Holds a customized lexical tokenizer as a Spark UDF and a bloom filter aggregator. Used to tokenize spark string columns and run Spark aggregation into a bloom filter with configurable filter size selection.
Spark UDF that will tokenize incoming string value and return it as a list of byte arrays. Tokenization rules are set in blf_01.
Spark UDF that converts results from TokenizerUDF into a list of strings.
Custom spark aggregator that aggregates a column string tokens into a single bloom filter and returns the bytes of the resulting filter that can be processed.
Filter size is selected by giving the aggregator the name of a spark column that holds an estimated value of tokens and by configuring a map of bloom filters with preset values (expected number of items, false positive probability).
See the official documentation on docs.teragrep.com.
You can involve yourself with our project by opening an issue or submitting a pull request.

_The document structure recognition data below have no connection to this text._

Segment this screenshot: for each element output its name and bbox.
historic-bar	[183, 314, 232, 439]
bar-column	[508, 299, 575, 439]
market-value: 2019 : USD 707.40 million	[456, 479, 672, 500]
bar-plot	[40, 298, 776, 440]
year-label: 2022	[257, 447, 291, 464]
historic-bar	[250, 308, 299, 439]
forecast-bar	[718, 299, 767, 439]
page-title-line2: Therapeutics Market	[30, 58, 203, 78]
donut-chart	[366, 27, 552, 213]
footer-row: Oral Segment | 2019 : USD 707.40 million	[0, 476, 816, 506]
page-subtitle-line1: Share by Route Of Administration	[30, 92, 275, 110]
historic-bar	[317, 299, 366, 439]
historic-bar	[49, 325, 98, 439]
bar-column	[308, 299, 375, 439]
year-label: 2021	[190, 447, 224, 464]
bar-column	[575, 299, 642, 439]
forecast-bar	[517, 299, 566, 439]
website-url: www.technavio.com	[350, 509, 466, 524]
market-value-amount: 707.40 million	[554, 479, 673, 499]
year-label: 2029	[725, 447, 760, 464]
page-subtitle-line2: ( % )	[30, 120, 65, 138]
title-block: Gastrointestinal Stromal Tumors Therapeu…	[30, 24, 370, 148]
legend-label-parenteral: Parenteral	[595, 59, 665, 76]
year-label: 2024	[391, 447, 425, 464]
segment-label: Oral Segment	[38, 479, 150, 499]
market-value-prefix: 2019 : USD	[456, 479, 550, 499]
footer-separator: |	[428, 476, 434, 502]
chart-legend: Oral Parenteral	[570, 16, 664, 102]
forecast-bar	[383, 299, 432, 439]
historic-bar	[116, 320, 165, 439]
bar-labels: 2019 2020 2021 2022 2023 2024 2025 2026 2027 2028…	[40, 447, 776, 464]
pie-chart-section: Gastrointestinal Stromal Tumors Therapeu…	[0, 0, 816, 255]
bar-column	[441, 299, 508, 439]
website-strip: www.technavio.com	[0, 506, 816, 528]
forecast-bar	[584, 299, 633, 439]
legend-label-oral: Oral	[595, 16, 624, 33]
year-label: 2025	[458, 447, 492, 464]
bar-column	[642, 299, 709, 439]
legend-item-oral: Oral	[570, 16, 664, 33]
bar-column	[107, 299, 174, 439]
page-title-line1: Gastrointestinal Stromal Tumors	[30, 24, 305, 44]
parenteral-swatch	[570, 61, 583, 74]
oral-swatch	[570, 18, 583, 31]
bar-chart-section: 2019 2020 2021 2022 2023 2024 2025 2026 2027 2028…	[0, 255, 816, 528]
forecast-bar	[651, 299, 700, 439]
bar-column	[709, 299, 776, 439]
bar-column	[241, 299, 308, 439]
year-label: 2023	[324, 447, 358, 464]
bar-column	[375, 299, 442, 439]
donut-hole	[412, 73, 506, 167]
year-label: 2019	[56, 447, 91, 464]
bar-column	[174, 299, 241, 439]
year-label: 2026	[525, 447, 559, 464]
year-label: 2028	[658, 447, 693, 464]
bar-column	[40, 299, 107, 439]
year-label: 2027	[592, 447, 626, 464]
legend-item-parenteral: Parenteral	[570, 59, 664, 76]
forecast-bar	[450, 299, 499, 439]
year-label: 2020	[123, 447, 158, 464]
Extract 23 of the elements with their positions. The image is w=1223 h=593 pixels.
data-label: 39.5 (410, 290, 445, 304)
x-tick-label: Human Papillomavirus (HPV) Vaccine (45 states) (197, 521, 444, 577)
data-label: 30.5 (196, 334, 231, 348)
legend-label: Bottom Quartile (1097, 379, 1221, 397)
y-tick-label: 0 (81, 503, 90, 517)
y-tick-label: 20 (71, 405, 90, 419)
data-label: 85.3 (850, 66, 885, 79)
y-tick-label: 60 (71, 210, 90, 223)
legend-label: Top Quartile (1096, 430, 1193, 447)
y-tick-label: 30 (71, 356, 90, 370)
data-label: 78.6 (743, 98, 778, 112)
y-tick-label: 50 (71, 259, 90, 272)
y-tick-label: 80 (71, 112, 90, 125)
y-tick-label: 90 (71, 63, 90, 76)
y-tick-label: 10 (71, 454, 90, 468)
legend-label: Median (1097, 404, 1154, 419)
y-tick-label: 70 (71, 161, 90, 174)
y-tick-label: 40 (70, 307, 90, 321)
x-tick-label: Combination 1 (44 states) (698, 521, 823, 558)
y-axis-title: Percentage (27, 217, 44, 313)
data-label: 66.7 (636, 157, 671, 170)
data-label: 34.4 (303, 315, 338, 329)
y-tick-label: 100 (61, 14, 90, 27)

Contribution requirements:
-
All changes must be accompanied by a new or changed test. If you think testing is not required in your pull request, include a sufficient explanation as why you think so.
-
Security checks must pass
-
Pull requests must align with the principles and values of extreme programming.
-
Pull requests must follow the principles of Object Thinking and Elegant Objects (EO).
Read more in our Contributing Guideline.
Contributors must sign Teragrep Contributor License Agreement before a pull request is accepted to organization’s repositories.
You need to submit the CLA only once. After submitting the CLA you can contribute to all Teragrep’s repositories.